P: «El deseo es una cuestión de velocidad. A más tiempo, más deseo. Uno no puede desear aquello que se cumple inmediatamente», escribes. También que «la espera santifica», en ‘Teddy Bear’. ¿No puede ser ésta, acaso, una de las claves más importantes para quien desee convertirse en narrador?
R: Me gusta una frase que leí en Los reconocimientos, de William Gaddis: «el arte redime el tiempo». Creo que tiene mucho sentido la creación artística para justificar nuestra presencia en el mundo. Algo que nos dé un sentido más elevado, que trascienda a la mera supervivencia.

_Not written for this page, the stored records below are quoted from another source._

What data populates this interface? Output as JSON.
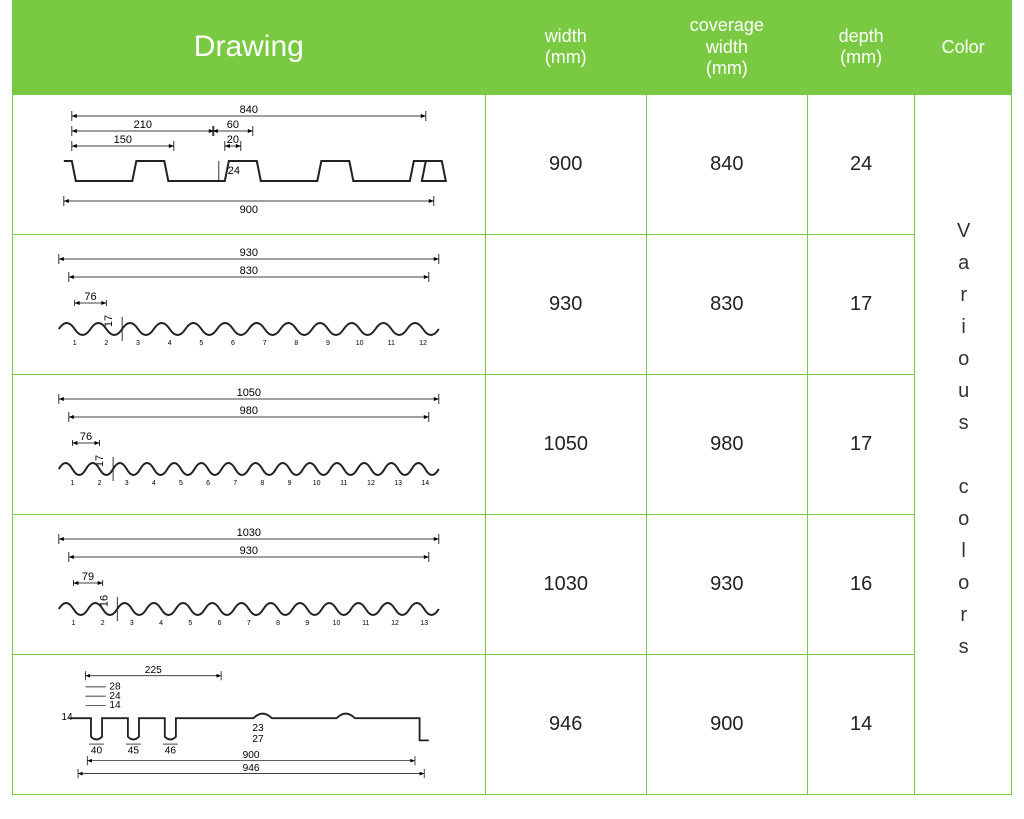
{
  "header": {
    "drawing": "Drawing",
    "width": "width\n(mm)",
    "coverage": "coverage\nwidth\n(mm)",
    "depth": "depth\n(mm)",
    "color": "Color"
  },
  "color_cell": "Various colors",
  "rows": [
    {
      "width": "900",
      "coverage": "840",
      "depth": "24",
      "drawing": {
        "type": "trapezoid",
        "top_dim": "840",
        "bottom_dim": "900",
        "left_dims": [
          "210",
          "150"
        ],
        "mid_dims": [
          "60",
          "20"
        ],
        "depth_label": "24"
      }
    },
    {
      "width": "930",
      "coverage": "830",
      "depth": "17",
      "drawing": {
        "type": "corrugated",
        "top_dim": "930",
        "mid_dim": "830",
        "pitch": "76",
        "depth_label": "17",
        "waves": 12
      }
    },
    {
      "width": "1050",
      "coverage": "980",
      "depth": "17",
      "drawing": {
        "type": "corrugated",
        "top_dim": "1050",
        "mid_dim": "980",
        "pitch": "76",
        "depth_label": "17",
        "waves": 14
      }
    },
    {
      "width": "1030",
      "coverage": "930",
      "depth": "16",
      "drawing": {
        "type": "corrugated",
        "top_dim": "1030",
        "mid_dim": "930",
        "pitch": "79",
        "depth_label": "16",
        "waves": 13
      }
    },
    {
      "width": "946",
      "coverage": "900",
      "depth": "14",
      "drawing": {
        "type": "channel",
        "top_label": "225",
        "small_labels": [
          "28",
          "24",
          "14"
        ],
        "bottom_dims": [
          "40",
          "45",
          "46"
        ],
        "under_dims": [
          "23",
          "27"
        ],
        "lower1": "900",
        "lower2": "946",
        "left_label": "14"
      }
    }
  ],
  "colors": {
    "header_bg": "#7ac943",
    "header_fg": "#ffffff",
    "border": "#7ac943",
    "text": "#222222",
    "bg": "#ffffff"
  }
}
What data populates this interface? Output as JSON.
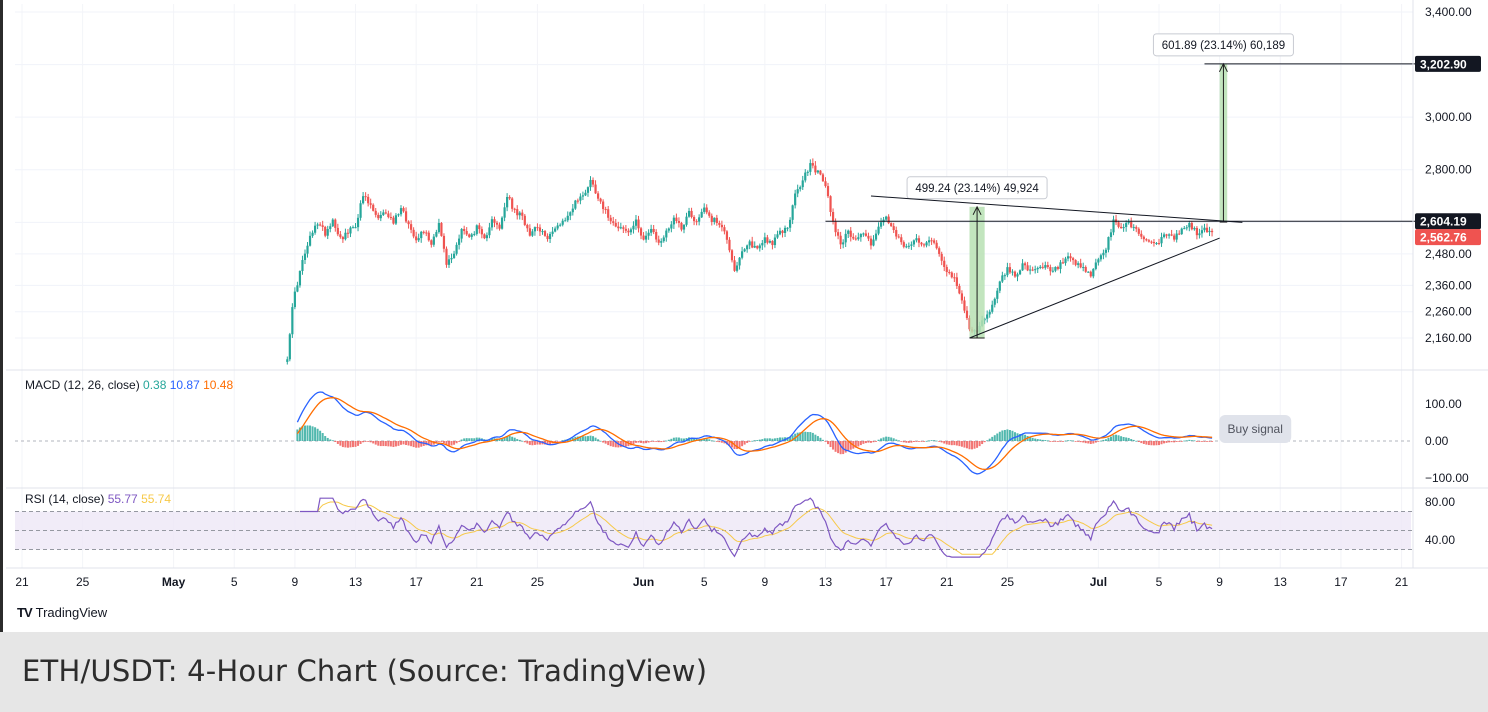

P: Si la última vez charlamos acerca del «gesto exterminador» que daba título a uno de tus relatos en El estado natural de las cosas (Candaya, 2021), esta vez me gustaría preguntarte por el «impulso heroico». ¿Cómo lo definirías? ¿Crees, como ocurría en la historia homónima, que puede llegar a manifestarse hasta en las circunstancias más insospechadas?
R: Me encanta que hayas relacionado estos dos relatos que, acabo de darme cuenta, funcionarían muy bien como un díptico. En los dos hay una persona que actúa de forma incomprensible ante una realidad aterradora. En el caso de ‘El impulso heroico’, tenemos a este azafato de vuelo que pese a la proximidad del accidente sigue empeñado en vender boletos de rasca y gana. Frente a la desgracia a la que no podemos hacer frente con la cordura, muy a menudo se manifiestan formas extrañas de comportamiento. Actitudes incomprensibles para lidiar con situaciones insostenibles.
P: Al final de su novela Humo (Galaxia Gutenberg, 2021), José Ovejero concluye lo siguiente: «Cerrar los ojos. Eso es lo que no puedes hacer nunca. Confiarte. Relajarte. Distraerte. Olvidarte. Con sólo parpadear el mundo cambia (…). Lo que estaba ha dejado de existir, un elemento extraño entra en la imagen y todo aquello que la rodea cambia de significado». De un modo similar, en ‘Pájaros que cantan el futuro’ tú mismo admites que «un instante basta para comprender toda la eternidad». ¿Cuál es, entonces, el poder de los hechos, de lo imprevisible, de la ocasión? En la vida, por supuesto, pero también en la literatura.
R: Estoy de acuerdo con José Ovejero, pero creo que también podría leerse al revés: si cerramos los ojos el mundo no cambia, siempre queda esa última imagen imperturbable. El hecho de asistir a la variación de la imagen es lo que pervierte la imagen misma. Porque el mundo no cambia mientras parpadeamos, el mundo cambia mientras asistimos a la transformación.
En el relato de ‘Sentimental Punk’, por ejemplo, hay un personaje que está convencido de que sus huesos se disuelven. Cuando le ocurre tiene que dejar de moverse porque piensa que de lo contrario su cuerpo se desparramaría. Pero quedarse quieto implica rebelarse contra el curso de los acontecimientos. Si el tiempo es una secuencia, detener esa secuencia es atentar contra todo movimiento, contra la vida misma. Por eso ni la vida ni la literatura valen la pena si no se va hacia alguna parte, si no se pretende llegar a ningún lugar.
P: Planteado de otra manera: ¿imaginar «el peor escenario posible» sería capaz de ayudarnos a alcanzar, quizás, un escenario -un poco- mejor?
R: Yo creo que sí. Al fin y al cabo, y parafraseando a Clarice Lispector, la palabra tiene el dominio del mundo.